Have you ever been completely dependent on something?
I have never liked the thought of depending on something. Especially a drug. It actually REALLY bothers me. I can't count how many times I've tried to stop taking my Luvox in the past 3 years. Every time, though, I end up having terrible cold sweats, high fevers, and complete restlessness. Not to mention ridiculous anxiety that I can't control. I absolutely hate the fact that my body is so dependent on this medication. And that I have to take it every single day so that I can act like a functioning human being.

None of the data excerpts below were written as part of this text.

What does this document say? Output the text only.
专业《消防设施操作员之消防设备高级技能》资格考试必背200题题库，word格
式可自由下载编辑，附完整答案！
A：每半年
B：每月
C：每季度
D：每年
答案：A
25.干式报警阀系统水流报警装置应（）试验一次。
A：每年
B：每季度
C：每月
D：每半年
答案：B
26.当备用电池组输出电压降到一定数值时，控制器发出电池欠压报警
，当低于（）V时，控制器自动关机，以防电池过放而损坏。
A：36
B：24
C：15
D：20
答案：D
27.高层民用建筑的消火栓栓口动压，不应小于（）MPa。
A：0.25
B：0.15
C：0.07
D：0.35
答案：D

On top of that, it dawned on me today that I am probably 100% addicted to over the counter sleeping pills. (Unisom) I don't look to see what the long term side-affects may be, because honestly, I don't want to know. I've gone through 96 pills in 31 days. Seeing my empty bottle of sleeping pills tonight is what made me realize how much I depend on them to put me to sleep.
Not only do they put me to sleep, but I really enjoy the way they make me feel the hour or so before I fall asleep. I guess it's a form of a high...? I've never been one to want to do drugs or have an addictive personality. Of course, I experimented a little as a teenager with marijuana, shrooms, molly, and alcohol.. but never anything crazy. I drink wine every now and then, but it's definitely not something I do everyday or even every week. I have never, ever smoked a cigarette in my life, and don't plan to. I don't feel like I need a drug to deal with my anxiety, but I do look forward to taking my sleeping pills as night, and just relaxing. That's the feeling they give me.. relaxation.
I understand that this is a form of addiction, and soon... the pills probably won't work anymore unless I'm taking like, 5-6 at a time. I don't want it to get to that. I have had sleeping problems for as long as I can remember. The doctors I've seen have prescribed me Lunesta, (which I loved...) but insurance won't pay for it anymore, and Ambien, which just makes me very nauseous.
Now, don't think I haven't ever tried natural ways to get to sleep. I've tried meditation, reading before bed, exercising before bed, and melatonin. Nothing else seems to help.
I just wanted to get it out, and off of my chest that I'm addicted to sleeping pills. Maybe actually writing about it, and now keeping it all in my head, will help me stop and ween myself down.